The Chair noted that Forum officer elections are ongoing and the Forum is still in need of candidates.

The Bylaws committee had submitted its work that afternoon.

Todd Hux reported that the Carolina Blood Drive was seeking donors for the June 3 event.  The committee had met the previous day and 95% of work was complete.

Arlene Medder said that the Carolina Campus Community Garden committee had worked on constructing a tool shed.  The Garden has obtained funding for a $15,000 active solar greenhouse.  The Garden had 171 visitors during the recent Chapel Hill garden tour.

There was no report from the Communication and Public Relations committee.  The Chair said that committee should work on publishing the next edition of InTouch soon.

Matt McKirahan reported that the Education and Career Development committee had three members at its last meeting.  The committee was close to finishing work on the application for the professional development grants.  He noted that the grants are meant to cover things not involved in educational certification.

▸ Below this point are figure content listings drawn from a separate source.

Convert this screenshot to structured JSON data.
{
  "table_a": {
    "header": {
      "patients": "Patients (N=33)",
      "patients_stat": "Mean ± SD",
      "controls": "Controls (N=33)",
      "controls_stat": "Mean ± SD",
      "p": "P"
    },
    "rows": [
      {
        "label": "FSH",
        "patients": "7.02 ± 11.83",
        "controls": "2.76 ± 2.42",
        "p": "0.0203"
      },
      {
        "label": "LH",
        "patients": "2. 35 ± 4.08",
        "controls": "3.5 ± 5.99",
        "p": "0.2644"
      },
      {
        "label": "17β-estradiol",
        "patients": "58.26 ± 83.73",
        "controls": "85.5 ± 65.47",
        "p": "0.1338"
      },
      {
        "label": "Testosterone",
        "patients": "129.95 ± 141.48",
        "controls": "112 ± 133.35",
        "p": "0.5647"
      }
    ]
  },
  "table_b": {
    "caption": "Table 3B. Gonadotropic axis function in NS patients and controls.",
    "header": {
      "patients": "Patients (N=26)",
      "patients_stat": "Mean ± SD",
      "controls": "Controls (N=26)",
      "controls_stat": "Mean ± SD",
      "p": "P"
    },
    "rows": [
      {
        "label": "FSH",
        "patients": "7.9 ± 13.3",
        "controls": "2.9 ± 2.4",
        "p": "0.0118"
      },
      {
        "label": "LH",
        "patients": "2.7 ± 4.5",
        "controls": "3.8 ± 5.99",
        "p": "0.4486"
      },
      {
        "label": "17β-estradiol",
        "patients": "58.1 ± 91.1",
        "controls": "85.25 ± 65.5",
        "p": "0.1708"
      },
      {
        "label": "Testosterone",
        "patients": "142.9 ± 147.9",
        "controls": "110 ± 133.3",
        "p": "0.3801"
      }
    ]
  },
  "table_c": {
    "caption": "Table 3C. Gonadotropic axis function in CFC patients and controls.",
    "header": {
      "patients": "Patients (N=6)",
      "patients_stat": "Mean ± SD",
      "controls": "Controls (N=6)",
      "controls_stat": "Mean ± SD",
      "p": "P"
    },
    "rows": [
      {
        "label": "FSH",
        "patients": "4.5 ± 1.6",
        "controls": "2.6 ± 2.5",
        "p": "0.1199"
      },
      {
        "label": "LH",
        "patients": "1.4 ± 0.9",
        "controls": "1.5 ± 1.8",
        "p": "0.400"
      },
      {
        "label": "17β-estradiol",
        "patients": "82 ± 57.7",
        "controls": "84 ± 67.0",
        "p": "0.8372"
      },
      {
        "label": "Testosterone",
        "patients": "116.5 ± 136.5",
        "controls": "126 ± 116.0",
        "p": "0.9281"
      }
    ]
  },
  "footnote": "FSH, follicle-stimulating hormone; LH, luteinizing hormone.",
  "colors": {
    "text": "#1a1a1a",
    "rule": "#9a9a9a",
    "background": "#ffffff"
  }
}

The Membership & Assignments committee was working to plan the June retreat.  The committee had conducted a very good orientation session on May 1.

Michael Highland said that the Recognition and Awards committee had received 180 applications for the peer recognition awards.  The committee will meet May 17 to select award winners for the May 29 banquet.  The Chair noted that visitors from the Board of Governors and the Staff Assembly will likely be present for the May 29 event.

Shelby Long reported that the Personnel Issues committee had worked on wording for resolution 14-04.

The Chair noted that the Executive Committee would discuss sponsoring a hole at the UNC System Staff Assembly golf tournament in June.  The proceeds from this tournament go to sponsor a scholarship for staff employees’ families.

The Chair encouraged delegates to be prepared for a full day at the June 4 retreat.

Shelby Long moved that the Forum adjourn.  This motion was approved by acclamation.  The meeting adjourned at 11:50 a.m.